Clients need to understand their employment history is a piece of the mortgage application puzzle.
With your help, borrowers could potentially be saving big.
As a mortgage professional, you could probably guess that one of the biggest barriers to homeownership in today’s market is cost.
In fact, more than one-third (34%) of buyers see mortgage rates as a serious obstacle.
Pair that with record-low financial literacy rates and the mortgage loan buydown becomes an incredibly powerful and unexpected tool. That means mortgage professionals just like you have the opportunity to swoop in and ease anxieties, answer questions, promote borrower education, and maybe even help clients save along the way.
So, let’s dive into some of the most common borrower questions surrounding mortgage loan buydowns and their comprehensive answers:
“What is a Mortgage Loan Buydown?”
This is probably the first question you’ll hear when broaching the mortgage loan buydown conversation with the average buyer.
Remember, you’re working with these concepts day in and day out. The average consumer, on the other hand, just isn’t. Keep your answer to a short, simple definition.
Here’s a sample script you can use as a jumping-off point:
“A mortgage loan buydown is an arrangement where the borrower (that’s you) pays the lender (your mortgage provider) additional funds at closing. In exchange, the lender lowers your interest rate, usually for a predetermined period of time.”
You might also consider a handout with some of your favorite resources for clients to peruse on their own at home.
“How Can a Mortgage Loan Buydown Save Me Money?”
Ah, the million-dollar question!
Clarify that the goal of a mortgage loan buydown is to make the purchase more affordable, so yes, it could potentially save them money. You can then explain that these savings come in the form of lower monthly payments thanks to the decreased interest rate.
It might also help to break out a pen and some paper at this point. Run numbers together, comparing loan scenarios with higher interest rates to scenarios lower ones. You want the borrower to understand exactly how their interest rate impacts the monthly payment amount to effectively hammer home the impact of a mortgage loan buydown.
You can also point them toward a handy mortgage calculator, and suggest they play around with different numbers on their own time.
“What are the Different Types of Mortgage Loan Buydowns?”
Once the client understands what mortgage loan buydowns are and how they work, it’s time to get a little more specific.
Walk them through each unique type of mortgage loan buydown.
Here’s a sample script you can use:
“There are two main types of mortgage loan buydowns: the 3-2-1 buydown and the 2-1 buydown.
With a 3-2-1 buydown, interest rates are lowered for the first three years of the loan. The rate increases by one percentage point each year until you’re paying your full interest rate in the fourth year of your mortgage. For example, you might pay 3% in year one, 4% in year two, 5% in year three, and the full 6% in year four.

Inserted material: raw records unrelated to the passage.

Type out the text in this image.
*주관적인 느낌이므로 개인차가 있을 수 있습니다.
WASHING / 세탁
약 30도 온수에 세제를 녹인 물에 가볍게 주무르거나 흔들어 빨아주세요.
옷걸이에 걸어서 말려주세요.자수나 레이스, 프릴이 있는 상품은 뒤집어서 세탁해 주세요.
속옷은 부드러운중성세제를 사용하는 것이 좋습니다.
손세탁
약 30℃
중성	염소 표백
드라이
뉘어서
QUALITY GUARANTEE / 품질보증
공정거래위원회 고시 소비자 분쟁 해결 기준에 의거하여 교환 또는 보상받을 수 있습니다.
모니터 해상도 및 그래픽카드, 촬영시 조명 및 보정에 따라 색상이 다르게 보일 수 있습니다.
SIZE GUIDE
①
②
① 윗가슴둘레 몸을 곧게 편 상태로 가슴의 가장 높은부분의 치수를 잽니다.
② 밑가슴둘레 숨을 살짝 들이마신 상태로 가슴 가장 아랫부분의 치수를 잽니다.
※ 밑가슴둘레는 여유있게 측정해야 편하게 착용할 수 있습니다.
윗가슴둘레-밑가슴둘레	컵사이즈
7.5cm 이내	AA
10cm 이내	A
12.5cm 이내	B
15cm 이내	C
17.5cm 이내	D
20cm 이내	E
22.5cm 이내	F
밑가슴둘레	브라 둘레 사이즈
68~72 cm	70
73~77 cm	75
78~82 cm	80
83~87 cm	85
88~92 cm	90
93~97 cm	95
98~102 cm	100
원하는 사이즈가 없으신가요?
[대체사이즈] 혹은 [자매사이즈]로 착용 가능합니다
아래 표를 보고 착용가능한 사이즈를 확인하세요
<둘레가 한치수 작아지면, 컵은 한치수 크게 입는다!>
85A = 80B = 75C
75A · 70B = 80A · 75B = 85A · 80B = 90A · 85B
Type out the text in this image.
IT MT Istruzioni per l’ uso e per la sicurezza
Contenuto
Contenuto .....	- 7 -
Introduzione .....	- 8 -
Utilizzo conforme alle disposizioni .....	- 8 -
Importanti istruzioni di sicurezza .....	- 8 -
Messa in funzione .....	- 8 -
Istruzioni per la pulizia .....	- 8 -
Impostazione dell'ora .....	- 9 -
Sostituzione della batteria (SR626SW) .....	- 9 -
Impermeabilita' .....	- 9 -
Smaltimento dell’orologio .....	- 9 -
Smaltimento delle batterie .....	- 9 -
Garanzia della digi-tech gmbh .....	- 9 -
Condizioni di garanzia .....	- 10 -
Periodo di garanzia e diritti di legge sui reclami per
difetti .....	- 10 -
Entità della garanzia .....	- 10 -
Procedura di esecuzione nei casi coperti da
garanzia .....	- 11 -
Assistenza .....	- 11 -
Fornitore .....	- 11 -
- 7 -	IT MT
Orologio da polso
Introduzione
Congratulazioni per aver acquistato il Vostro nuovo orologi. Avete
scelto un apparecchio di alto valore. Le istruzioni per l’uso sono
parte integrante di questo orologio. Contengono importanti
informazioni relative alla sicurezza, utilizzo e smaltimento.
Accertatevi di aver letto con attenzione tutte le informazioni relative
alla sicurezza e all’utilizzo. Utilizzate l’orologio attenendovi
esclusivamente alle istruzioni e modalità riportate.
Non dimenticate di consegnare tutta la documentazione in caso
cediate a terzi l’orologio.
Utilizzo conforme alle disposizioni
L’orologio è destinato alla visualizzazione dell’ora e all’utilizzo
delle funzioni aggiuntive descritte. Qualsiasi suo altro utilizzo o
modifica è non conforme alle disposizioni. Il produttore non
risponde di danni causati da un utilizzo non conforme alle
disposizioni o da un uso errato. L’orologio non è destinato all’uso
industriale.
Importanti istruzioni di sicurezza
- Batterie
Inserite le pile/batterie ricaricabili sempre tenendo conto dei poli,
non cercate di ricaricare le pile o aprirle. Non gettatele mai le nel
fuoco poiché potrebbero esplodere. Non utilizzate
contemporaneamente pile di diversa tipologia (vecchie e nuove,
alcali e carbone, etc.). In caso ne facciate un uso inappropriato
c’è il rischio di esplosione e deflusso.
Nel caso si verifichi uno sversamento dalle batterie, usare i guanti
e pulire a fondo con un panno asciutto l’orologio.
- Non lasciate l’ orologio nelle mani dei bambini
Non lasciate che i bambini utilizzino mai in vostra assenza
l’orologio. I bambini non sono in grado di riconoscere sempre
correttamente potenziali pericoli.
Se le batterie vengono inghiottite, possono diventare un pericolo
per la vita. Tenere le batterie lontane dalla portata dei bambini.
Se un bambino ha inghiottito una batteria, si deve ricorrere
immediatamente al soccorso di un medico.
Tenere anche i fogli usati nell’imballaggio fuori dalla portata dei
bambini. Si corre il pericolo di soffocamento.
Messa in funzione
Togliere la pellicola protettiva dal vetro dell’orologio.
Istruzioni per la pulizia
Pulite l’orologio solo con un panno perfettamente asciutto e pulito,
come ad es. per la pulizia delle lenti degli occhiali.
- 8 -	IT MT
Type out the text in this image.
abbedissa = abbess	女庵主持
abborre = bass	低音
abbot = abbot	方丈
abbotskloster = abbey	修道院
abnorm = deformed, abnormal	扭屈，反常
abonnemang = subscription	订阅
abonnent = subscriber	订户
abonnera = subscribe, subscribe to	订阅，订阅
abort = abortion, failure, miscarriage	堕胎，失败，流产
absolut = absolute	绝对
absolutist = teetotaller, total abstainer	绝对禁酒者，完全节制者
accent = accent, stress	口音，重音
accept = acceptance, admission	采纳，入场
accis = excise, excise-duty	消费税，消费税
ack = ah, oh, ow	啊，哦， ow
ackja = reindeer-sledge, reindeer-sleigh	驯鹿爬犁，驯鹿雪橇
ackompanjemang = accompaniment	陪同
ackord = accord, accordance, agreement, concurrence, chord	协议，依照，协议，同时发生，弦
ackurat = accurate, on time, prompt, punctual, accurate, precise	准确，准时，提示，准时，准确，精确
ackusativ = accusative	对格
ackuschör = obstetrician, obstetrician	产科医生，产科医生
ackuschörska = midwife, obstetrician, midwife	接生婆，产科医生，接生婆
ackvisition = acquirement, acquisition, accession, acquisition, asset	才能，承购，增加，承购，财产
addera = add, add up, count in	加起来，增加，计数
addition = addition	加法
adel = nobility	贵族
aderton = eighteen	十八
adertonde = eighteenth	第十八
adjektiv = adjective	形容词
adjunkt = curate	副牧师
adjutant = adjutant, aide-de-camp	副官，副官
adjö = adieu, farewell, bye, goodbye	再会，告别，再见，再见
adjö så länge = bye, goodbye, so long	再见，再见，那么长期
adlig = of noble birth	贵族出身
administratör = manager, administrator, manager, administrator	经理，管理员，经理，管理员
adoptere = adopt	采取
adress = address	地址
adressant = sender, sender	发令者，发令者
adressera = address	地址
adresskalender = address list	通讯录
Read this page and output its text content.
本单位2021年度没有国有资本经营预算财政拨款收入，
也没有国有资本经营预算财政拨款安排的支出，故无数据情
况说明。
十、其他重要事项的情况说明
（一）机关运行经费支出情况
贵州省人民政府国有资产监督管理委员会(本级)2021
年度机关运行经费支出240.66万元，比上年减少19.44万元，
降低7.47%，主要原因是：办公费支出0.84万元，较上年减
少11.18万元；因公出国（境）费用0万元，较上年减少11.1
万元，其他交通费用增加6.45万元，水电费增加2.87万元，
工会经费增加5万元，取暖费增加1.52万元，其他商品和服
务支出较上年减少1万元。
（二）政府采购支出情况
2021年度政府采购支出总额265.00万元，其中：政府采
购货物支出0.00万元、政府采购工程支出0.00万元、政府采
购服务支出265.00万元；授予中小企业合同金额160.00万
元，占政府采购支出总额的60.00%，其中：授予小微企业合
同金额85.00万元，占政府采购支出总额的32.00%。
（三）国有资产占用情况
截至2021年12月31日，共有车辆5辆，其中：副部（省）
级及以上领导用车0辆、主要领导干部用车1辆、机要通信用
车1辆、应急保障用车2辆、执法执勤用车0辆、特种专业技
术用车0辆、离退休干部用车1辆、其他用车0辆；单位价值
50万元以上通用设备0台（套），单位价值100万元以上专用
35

The 2-1 buydown is similar, but the interest rate is lowered for only the first two years of the loan. The rate still increases by one percentage point each year, but you’ll pay your full interest rate in year three instead of year four. So, that might be 4% in year one, 5% in year two, and the full 6% in year three.”
You can also explain permanent buydowns but, as they’re exceedingly rare in the market, they may not be applicable. Unless it’s a distinct possibility for this specific borrower, you don’t want to get their hopes up needlessly.
“How Can I Get a Mortgage Loan Buydown?”
If they’re talking to you, they’re already on the right track!
Explain that a mortgage professional can likely help them secure a mortgage loan buydown if they’re interested and financially able.
This might also be a good opportunity to encourage potential clients to interview a few different mortgage pros before they make a final decision. While it may seem counterintuitive to point potential business to your competitors, it can actually have the opposite effect. That’s because it shows your commitment to the customer experience. You’ve illustrated that you want the client to find the right partner, even if that isn’t you.
Answering Common Borrower Questions: “What is a Mortgage Loan Buydown?”
So, there you have it: Some of the most common borrower questions relating to mortgage loan buydowns, their comprehensive answers, and even a few opportunities for you to go above and beyond as a mortgage professional.
Whether your borrower is a first-time buyer scraping the bottom of the piggy bank or a seasoned homeowner dead set on minimizing costs, almost everyone could stand to save a little money. A mortgage loan buydown could help.
Your clients, and their wallets, are sure to thank you!